Sleep is a trial to death.
We’ve all heard this phrase — but have we also noticed people sleeping too much, or not at all? Maybe sleep really is a rehearsal for death. Sometimes it’s slow and peaceful; sometimes, it’s restless and cruel.
I’ve noticed something: when someone has too much on their mind, they just can’t sleep. Their thoughts run wild, chasing and consuming them. It hijacks their ability to rest, to heal — and suddenly, their energy is gone, their days feel unbearable, and they can't function.
When we try to talk about this, people often brush it off. “It’s the phones,” they say. “Technology. Overstimulation.” And yes, that’s part of it. We do get hooked. We do mess with our dopamine.
But there’s more to the story.
People forget that teenagers carry heavy, invisible loads. And when we talk about stress, we’re told we’re ungrateful — that we don’t understand “real problems.”

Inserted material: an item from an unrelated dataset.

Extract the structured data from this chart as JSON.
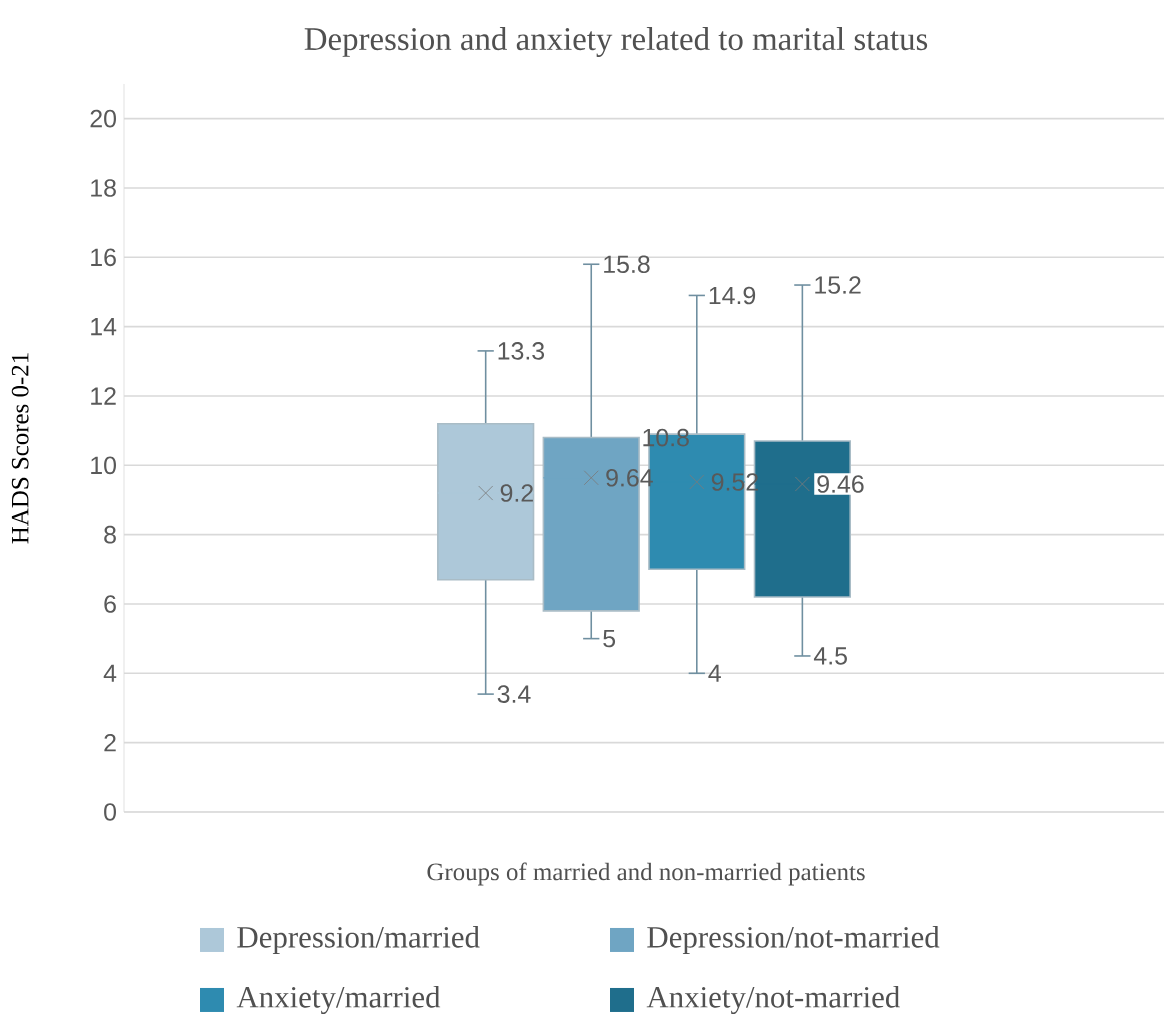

What they don’t see is this: not all struggles look the same. Some of us are silently breaking under pressure — from competition, from family, from trying to keep it all together. There’s no blueprint for what we feel.
And when there’s no safe space to express it? Sleep becomes the only time we feel free enough to cry, to process, to just be.
But that’s the tragedy — we’ve started calling this exhaustion normal.
It’s not normal. We’re just conditioned to believe it is.